Compartmentalizing our beliefs into standardized rituals and restricting our prayers in this way can make praying a hollow ceremony, devoid of any real meaning and disconnected from our inner lives.
The Baha’i teachings vastly expand the definition of prayer:
Everyone should have some trade, or art or profession, be he rich or poor, and with this he must serve humanity. This service is acceptable as the highest form of worship. – Abdu’l-Baha, Abdu’l-Baha in London, p. 93.
Work done in the spirit of service is the highest form of worship. – Abdu’l-Baha, Divine Philosophy, p. 83.
O ye loving mothers, know ye that in God’s sight, the best of all ways to worship Him is to educate the children and train them in all the perfections of humankind; and no nobler deed than this can be imagined. – Abdu’l-Baha, Selections from the Writings of Abdu’l-Baha, p. 138.
If a man engageth with all his power in the acquisition of a science or in the perfection of an art, it is as if he has been worshipping God in churches and temples. – Abdu’l-Baha, Selections from the Writings of Abdu’l-Baha, p. 144.
These uniquely expansive re-definitions explode the possibilities of what it means to pray.
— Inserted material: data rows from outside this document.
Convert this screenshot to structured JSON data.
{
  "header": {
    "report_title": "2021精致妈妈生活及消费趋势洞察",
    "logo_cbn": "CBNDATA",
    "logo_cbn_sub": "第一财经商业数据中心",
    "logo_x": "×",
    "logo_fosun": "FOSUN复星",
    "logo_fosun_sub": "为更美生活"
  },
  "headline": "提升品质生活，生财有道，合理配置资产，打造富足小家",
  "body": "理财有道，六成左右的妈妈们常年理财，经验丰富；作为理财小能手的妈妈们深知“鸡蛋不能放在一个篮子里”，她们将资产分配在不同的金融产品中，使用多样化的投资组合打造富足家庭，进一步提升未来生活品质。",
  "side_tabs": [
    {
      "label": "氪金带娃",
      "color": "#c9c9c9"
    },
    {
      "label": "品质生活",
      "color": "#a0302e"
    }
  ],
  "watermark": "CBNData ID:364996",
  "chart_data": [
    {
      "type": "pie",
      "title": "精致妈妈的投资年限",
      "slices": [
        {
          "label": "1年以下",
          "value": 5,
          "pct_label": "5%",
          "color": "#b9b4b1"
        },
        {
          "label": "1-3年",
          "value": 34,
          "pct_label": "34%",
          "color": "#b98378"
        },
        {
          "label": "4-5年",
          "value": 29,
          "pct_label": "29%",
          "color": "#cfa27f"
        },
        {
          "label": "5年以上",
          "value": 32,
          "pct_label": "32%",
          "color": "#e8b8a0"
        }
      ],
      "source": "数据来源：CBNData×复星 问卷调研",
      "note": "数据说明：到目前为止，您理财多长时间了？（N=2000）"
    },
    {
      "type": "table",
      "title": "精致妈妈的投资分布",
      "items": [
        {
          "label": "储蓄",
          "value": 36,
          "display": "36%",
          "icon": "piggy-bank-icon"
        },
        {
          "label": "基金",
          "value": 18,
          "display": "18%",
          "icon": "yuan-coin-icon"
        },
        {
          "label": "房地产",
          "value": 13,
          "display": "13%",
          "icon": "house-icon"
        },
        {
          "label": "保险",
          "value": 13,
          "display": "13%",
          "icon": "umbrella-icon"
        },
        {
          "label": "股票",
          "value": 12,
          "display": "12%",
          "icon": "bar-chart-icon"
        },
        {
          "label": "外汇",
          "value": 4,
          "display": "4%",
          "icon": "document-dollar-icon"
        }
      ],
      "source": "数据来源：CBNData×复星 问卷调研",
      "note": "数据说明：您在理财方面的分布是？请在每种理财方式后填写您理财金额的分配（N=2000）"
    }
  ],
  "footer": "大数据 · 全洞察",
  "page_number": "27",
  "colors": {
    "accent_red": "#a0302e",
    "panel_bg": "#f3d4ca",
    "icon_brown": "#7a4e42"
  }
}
For Baha’is, prayer encompasses not only the meditative communion with God we normally associate with worship– but also the dedicated practice of sciences or the arts, the education of children and selfless service to humanity. In much the same way that ancient and modern indigenous peoples view prayer, Baha’is don’t restrict prayer to an occasional ritual; but instead believe that prayer is life well-lived.